KONTAN.CO.ID - Serikat Buruh Migran Indonesia (SBMI) menyatakan belum saatnya moratorium ke Timur Tengah dicabut. Sebabnya, belum ada perbaikan tata kelola dan perlindungan Tenaga Kerja Indonesia (TKI). Apalagi, moratorium merupakan upaya pemerintah melindungi masyarakat. Negara melalui agenda Nawa Cita berkomitmen melindungi seluruh warga negaranya, termasuk 1,8 juta jiwa Warga Negara Indonesia yang menjadi TKI bermasalah di seluruh penjuru dunia. Upaya yang telah ditempuh pemerintah antara lain memulangkan para TKI bermasalah, dan setelah tiba di daerah asal akan diberdayakan melalui program-program pemberdayaan.

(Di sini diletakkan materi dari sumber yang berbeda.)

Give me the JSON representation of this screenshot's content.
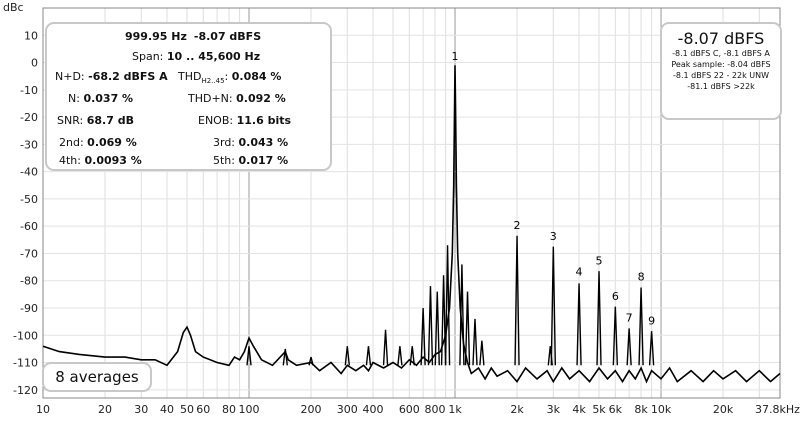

"Pemerintah telah berlakukan moratorium untuk melindungi TKI harus tetap dilakukan, khususnya Penatalaksanaan Rumah Tangga (PLRT) ke seluruh negara di Timur Tengah," kata Sekretaris Jenderal SBMI Bobby Alwi dalam keterangannya, Selasa (26/9) Menurutnya, moratorium merupakan salah satu bentuk perlindungan kepada WNI yang memilih menjadi Buruh Migran Indonesia (BMI). Kebijakan tersebut diambil oleh pemerintah sebagai akibat dari banyaknya praktik bisnis penempatan buruh migran yang tidak beres. "Sampai saat ini belum ada perbaikan tata kelola pelayanan TKI. Jadi, pencabutan moratorium belum tepat dilakukan," ujarnya. Sebanyak 70% persoalan buruh migran bermula dari dalam negeri. Misalnya masalah-masalah pra penempatan yang memposisikan TKI sebagai komoditas dagang. Sisanya adalah masalah di negara tujuan yang secara kultural memang berbeda dengan Indonesia. "Alangkah lebih baik jika penempatan di negara yang secara kultural berbeda jauh (menganggap TKI sebagai budak) dihentikan, seperti penempatan di Timur Tengah dengan banyaknya korban perdagangan manusia," jelasnya. Seperti kasus terbaru yang dipantau SBMI. Nasib kurang beruntung menimpa Masniah Binti Misnam (24), TKW asal Kampung Waliwis Utara, Desa Waliwis, Kecamatan Mekar Baru, Kabupaten Tangerang, Banten yang bekerja di Timur Tengah. Masniah dimasukkan ke tahanan di daerah Sahab, Jordania oleh majikannya yang berinisial AF dan ZM, atas tuduhan telah melakukan sihir. Ia juga dituduh bersekongkol dengan pencuri yang diduga telah mencuri uang majikannya sebesar 3.000 Dinar. Oleh karena itu, rencana pencabutan moratorium oleh BNP2TKI sama saja dengan mempertaruhkan nyawa TKI hanya untuk kepentingan bisnis.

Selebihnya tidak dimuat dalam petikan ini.